1- Mon fils étudiant a perçu une rémunération de stage en 2018. Dois-je la déclarer ?

Si votre fils a perçu moins de 17 982 € au titre de sa rémunération de stage, il sera exonéré. Il ne devra déclarer que la somme perçue au-delà.

A noter : les salaires perçus par les apprentis sont également exonérés mais pas les rémunérations reçues dans le cadre d’une alternance.

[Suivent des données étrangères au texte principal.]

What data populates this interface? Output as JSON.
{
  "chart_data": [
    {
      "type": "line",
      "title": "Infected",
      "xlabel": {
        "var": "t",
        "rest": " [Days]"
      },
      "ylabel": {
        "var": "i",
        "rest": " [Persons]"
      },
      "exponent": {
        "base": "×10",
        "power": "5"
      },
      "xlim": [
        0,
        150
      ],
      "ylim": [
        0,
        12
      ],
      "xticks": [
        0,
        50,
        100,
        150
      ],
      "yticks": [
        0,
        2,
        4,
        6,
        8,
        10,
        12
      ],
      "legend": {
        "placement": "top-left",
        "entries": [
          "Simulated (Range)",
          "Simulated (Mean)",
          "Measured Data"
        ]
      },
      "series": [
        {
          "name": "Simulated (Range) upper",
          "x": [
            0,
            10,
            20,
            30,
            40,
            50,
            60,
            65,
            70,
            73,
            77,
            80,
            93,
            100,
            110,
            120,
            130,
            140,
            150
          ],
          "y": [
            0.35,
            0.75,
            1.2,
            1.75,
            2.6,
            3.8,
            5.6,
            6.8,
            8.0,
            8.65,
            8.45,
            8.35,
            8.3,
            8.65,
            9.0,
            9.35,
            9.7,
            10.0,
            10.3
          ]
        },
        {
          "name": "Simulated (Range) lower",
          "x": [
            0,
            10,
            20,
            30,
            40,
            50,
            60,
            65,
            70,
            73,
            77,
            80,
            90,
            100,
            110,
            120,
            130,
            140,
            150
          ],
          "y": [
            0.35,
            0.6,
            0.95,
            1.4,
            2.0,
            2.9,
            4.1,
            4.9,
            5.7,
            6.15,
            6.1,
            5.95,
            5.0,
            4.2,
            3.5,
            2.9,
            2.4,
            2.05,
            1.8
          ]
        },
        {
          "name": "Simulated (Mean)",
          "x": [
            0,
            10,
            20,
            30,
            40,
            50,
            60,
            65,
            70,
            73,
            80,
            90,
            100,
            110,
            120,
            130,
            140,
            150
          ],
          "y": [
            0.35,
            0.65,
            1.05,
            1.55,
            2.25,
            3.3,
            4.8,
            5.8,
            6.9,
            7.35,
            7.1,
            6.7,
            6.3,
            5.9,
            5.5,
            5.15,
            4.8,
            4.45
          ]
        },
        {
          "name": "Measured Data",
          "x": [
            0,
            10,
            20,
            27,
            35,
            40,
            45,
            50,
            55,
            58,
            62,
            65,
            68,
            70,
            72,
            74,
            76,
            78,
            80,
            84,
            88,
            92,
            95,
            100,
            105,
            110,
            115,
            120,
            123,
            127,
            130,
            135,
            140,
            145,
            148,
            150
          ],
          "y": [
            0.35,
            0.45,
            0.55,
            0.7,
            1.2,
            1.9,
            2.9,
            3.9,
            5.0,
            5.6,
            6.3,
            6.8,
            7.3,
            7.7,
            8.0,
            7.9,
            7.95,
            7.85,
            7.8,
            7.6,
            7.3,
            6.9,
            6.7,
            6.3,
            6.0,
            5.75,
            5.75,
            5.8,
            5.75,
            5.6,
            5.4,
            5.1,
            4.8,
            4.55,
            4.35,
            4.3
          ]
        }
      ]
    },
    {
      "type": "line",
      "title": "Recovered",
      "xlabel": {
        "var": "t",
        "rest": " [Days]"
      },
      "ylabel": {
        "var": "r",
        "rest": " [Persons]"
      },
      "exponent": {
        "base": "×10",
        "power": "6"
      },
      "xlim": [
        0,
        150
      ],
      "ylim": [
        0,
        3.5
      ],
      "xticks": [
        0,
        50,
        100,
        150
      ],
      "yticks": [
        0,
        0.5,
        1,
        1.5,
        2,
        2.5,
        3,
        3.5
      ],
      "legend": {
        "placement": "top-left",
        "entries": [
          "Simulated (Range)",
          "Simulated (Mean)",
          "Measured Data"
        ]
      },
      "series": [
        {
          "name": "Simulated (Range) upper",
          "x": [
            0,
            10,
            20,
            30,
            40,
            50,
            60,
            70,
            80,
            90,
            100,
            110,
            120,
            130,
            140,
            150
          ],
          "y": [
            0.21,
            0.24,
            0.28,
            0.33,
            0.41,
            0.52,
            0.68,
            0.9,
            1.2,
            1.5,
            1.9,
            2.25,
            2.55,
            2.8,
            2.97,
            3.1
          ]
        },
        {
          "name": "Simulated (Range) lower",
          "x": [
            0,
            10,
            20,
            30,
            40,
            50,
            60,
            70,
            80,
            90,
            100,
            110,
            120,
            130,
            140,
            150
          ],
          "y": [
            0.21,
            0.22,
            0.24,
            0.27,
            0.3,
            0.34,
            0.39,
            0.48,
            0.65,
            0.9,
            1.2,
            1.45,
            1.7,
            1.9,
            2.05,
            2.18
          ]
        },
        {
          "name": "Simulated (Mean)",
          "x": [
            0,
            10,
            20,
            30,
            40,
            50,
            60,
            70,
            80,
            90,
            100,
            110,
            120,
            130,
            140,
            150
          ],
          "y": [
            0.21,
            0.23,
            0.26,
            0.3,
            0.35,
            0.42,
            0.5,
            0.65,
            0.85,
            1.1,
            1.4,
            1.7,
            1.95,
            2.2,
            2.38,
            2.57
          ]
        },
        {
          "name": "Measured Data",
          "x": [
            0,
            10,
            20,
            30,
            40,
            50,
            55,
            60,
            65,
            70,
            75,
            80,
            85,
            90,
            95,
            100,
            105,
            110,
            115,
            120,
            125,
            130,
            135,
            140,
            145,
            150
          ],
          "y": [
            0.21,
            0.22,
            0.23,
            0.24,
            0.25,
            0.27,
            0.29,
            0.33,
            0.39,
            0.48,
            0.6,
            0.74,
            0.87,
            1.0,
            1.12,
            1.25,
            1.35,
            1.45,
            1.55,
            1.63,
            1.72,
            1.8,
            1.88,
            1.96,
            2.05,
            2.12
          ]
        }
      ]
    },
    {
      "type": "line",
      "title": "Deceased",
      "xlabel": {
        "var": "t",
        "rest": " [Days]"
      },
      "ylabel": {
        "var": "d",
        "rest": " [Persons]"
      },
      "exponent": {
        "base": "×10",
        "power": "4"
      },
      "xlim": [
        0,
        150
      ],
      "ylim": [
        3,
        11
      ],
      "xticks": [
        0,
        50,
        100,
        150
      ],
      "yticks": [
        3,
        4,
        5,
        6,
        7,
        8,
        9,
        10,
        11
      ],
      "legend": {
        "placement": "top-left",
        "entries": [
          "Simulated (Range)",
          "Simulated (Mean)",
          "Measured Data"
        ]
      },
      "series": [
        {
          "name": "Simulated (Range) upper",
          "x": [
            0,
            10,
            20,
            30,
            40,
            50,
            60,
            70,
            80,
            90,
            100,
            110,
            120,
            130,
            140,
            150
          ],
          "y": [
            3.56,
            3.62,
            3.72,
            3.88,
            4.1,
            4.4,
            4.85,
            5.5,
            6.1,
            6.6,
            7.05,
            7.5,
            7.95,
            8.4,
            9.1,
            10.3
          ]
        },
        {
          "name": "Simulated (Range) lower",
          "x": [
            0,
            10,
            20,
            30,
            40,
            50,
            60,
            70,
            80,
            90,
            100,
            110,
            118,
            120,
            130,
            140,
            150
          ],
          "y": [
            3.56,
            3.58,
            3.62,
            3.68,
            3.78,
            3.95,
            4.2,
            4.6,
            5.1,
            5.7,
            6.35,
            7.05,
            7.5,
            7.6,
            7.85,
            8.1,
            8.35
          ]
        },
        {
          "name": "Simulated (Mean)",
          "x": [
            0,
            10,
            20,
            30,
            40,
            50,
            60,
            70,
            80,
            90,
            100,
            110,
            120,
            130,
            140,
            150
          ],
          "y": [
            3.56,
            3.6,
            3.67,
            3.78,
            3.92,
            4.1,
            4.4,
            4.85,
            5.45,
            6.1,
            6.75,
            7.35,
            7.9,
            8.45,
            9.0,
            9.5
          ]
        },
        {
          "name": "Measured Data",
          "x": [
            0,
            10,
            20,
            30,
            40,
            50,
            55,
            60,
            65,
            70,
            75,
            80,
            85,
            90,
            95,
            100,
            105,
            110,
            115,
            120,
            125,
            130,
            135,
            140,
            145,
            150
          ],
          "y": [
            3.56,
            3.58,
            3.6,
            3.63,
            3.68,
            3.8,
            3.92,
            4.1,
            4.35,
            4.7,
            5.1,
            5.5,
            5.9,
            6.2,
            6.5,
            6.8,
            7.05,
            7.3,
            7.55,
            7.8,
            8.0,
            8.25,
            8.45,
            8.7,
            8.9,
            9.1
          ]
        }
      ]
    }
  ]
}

Rappelons qu’en présence d’un enfant majeur (moins de 21 ans ou de 25 ans s’il est étudiant), deux solutions s’offrent à vous : le rattacher à votre foyer fiscal et ainsi bénéficier d’une demi-part supplémentaire ; ou le détacher et déduire une pension alimentaire (dans la limite de 5 888 € pour 2018).

2- J’ai effectué un investissement en 2018 me donnant droit à une réduction d’impôt. Comment sera-t-elle prise en compte avec l’année blanche ?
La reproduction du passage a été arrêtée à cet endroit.